I am a beginner in ML. As per my understanding, we generally store our trained model in a pickle file. (If we are working in Python). However, GitHub has a file size upload limit of 100 MB. For files having size more than 100 MB, developers generally use Git LFS. However, Git LFS has limited free-tier usage. Is there any other way to push large pickle files (bigger than 100 MB) to GitHub repo without using Git LFS?
I used Git LFS for my project and it worked fine for a few days. However, I ran out of my free-tier usage and now my project app (hosted on Streamlit Cloud) is not working anymore. I tried Googling some other solutions, but to no avail. How do I fix this? Any help would be appreciated.
You can zip and split your files using function and then join them while execution.
I had the same problem and was only able to find this solution after a long research.
I used the following two functions (Hope this Helps!):
import gzip
def compress_file_into_two_parts(input_file_path, output_part1_path, output_part2_path):
with open(input_file_path, 'rb') as f_in:
data = f_in.read()
mid_point = len(data) // 2
part1_data = data[:mid_point]
part2_data = data[mid_point:]
compressed_part1 = gzip.compress(part1_data)
compressed_part2 = gzip.compress(part2_data)

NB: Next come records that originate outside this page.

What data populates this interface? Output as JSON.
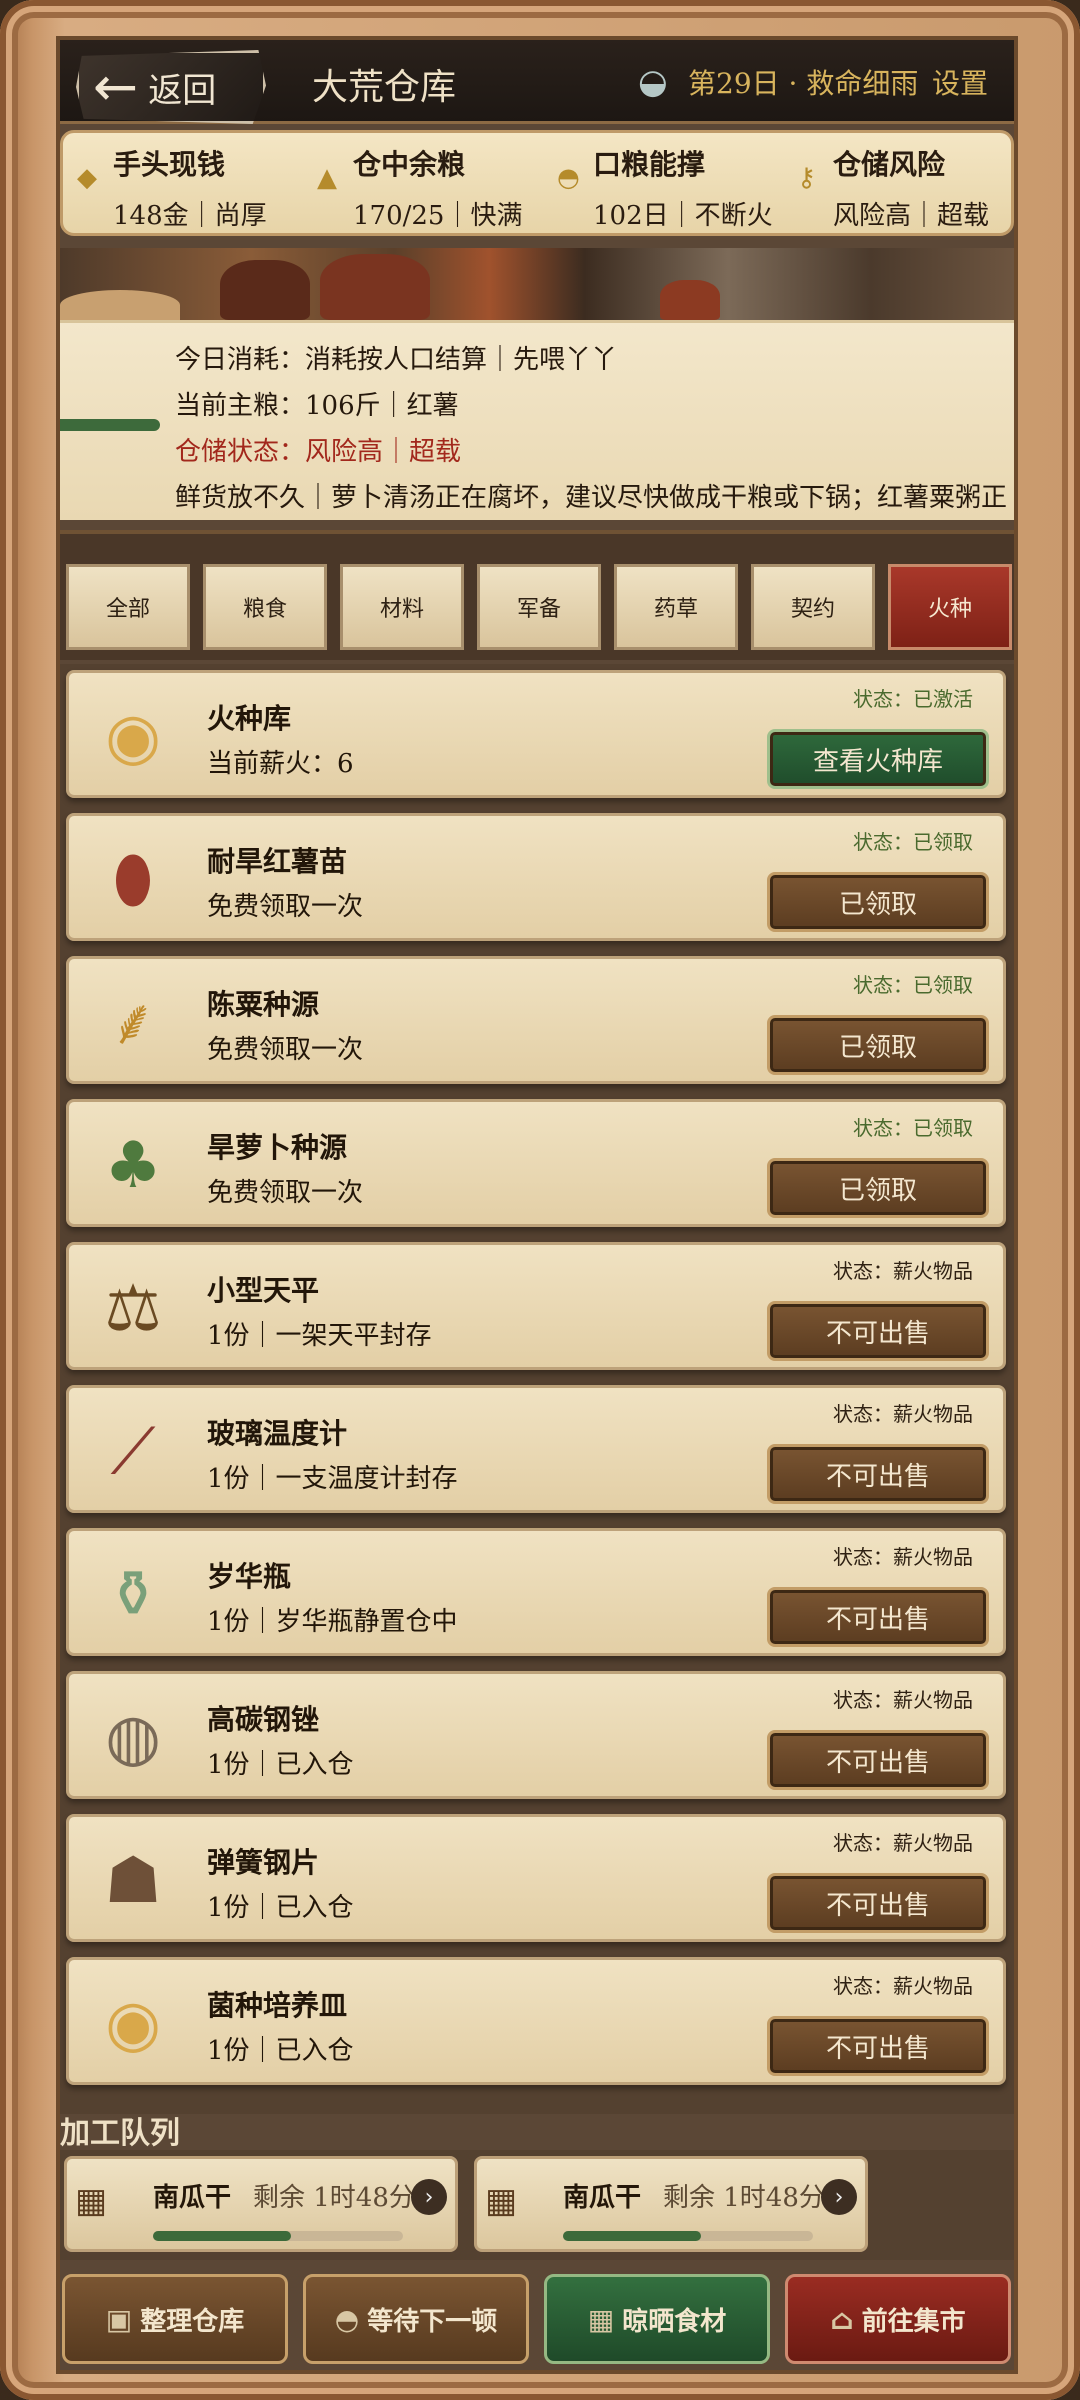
{
  "header": {
    "back_label": "返回",
    "title": "大荒仓库",
    "day": "第29日 · 救命细雨",
    "settings": "设置"
  },
  "stats": [
    {
      "name": "手头现钱",
      "value": "148金｜尚厚",
      "icon": "gold-ingot-icon"
    },
    {
      "name": "仓中余粮",
      "value": "170/25｜快满",
      "icon": "grain-pile-icon"
    },
    {
      "name": "口粮能撑",
      "value": "102日｜不断火",
      "icon": "food-bowl-icon"
    },
    {
      "name": "仓储风险",
      "value": "风险高｜超载",
      "icon": "key-icon"
    }
  ],
  "notice": {
    "line1": "今日消耗：消耗按人口结算｜先喂丫丫",
    "line2": "当前主粮：106斤｜红薯",
    "line3": "仓储状态：风险高｜超载",
    "line4": "鲜货放不久｜萝卜清汤正在腐坏，建议尽快做成干粮或下锅；红薯粟粥正"
  },
  "tabs": [
    "全部",
    "粮食",
    "材料",
    "军备",
    "药草",
    "契约",
    "火种"
  ],
  "active_tab": "火种",
  "items": [
    {
      "name": "火种库",
      "desc": "当前薪火：6",
      "status": "状态：已激活",
      "button": "查看火种库",
      "style": "green",
      "icon": "tea-bowl-icon"
    },
    {
      "name": "耐旱红薯苗",
      "desc": "免费领取一次",
      "status": "状态：已领取",
      "button": "已领取",
      "style": "brown",
      "icon": "sweet-potato-icon"
    },
    {
      "name": "陈粟种源",
      "desc": "免费领取一次",
      "status": "状态：已领取",
      "button": "已领取",
      "style": "brown",
      "icon": "millet-icon"
    },
    {
      "name": "旱萝卜种源",
      "desc": "免费领取一次",
      "status": "状态：已领取",
      "button": "已领取",
      "style": "brown",
      "icon": "radish-icon"
    },
    {
      "name": "小型天平",
      "desc": "1份｜一架天平封存",
      "status": "状态：薪火物品",
      "button": "不可出售",
      "style": "brown",
      "icon": "scale-icon"
    },
    {
      "name": "玻璃温度计",
      "desc": "1份｜一支温度计封存",
      "status": "状态：薪火物品",
      "button": "不可出售",
      "style": "brown",
      "icon": "thermometer-icon"
    },
    {
      "name": "岁华瓶",
      "desc": "1份｜岁华瓶静置仓中",
      "status": "状态：薪火物品",
      "button": "不可出售",
      "style": "brown",
      "icon": "vase-icon"
    },
    {
      "name": "高碳钢锉",
      "desc": "1份｜已入仓",
      "status": "状态：薪火物品",
      "button": "不可出售",
      "style": "brown",
      "icon": "dish-icon"
    },
    {
      "name": "弹簧钢片",
      "desc": "1份｜已入仓",
      "status": "状态：薪火物品",
      "button": "不可出售",
      "style": "brown",
      "icon": "sack-icon"
    },
    {
      "name": "菌种培养皿",
      "desc": "1份｜已入仓",
      "status": "状态：薪火物品",
      "button": "不可出售",
      "style": "brown",
      "icon": "petri-dish-icon"
    }
  ],
  "queue": {
    "label": "加工队列",
    "items": [
      {
        "name": "南瓜干",
        "time": "剩余 1时48分",
        "progress": 0.55
      },
      {
        "name": "南瓜干",
        "time": "剩余 1时48分",
        "progress": 0.55
      }
    ]
  },
  "bottom_buttons": [
    {
      "label": "整理仓库",
      "style": "brown",
      "icon": "storage-icon"
    },
    {
      "label": "等待下一顿",
      "style": "brown",
      "icon": "rice-bowl-icon"
    },
    {
      "label": "晾晒食材",
      "style": "green",
      "icon": "drying-rack-icon"
    },
    {
      "label": "前往集市",
      "style": "red",
      "icon": "market-icon"
    }
  ],
  "colors": {
    "active_tab": "#8e2a1e",
    "green_button": "#2f6a3c",
    "brown_button": "#6b4828",
    "risk_text": "#a2281c"
  }
}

with open(output_part1_path, 'wb') as f_out1:
f_out1.write(compressed_part1)
with open(output_part2_path, 'wb') as f_out2:
f_out2.write(compressed_part2)
def decompress_two_parts_to_file(input_part1_path, input_part2_path, output_file_path):
with open(input_part1_path, 'rb') as f_in1:
compressed_part1 = f_in1.read()
with open(input_part2_path, 'rb') as f_in2:
compressed_part2 = f_in2.read()
decompressed_part1 = gzip.decompress(compressed_part1)
decompressed_part2 = gzip.decompress(compressed_part2)
combined_data = decompressed_part1 + decompressed_part2
with open(output_file_path, 'wb') as f_out:
f_out.write(combined_data)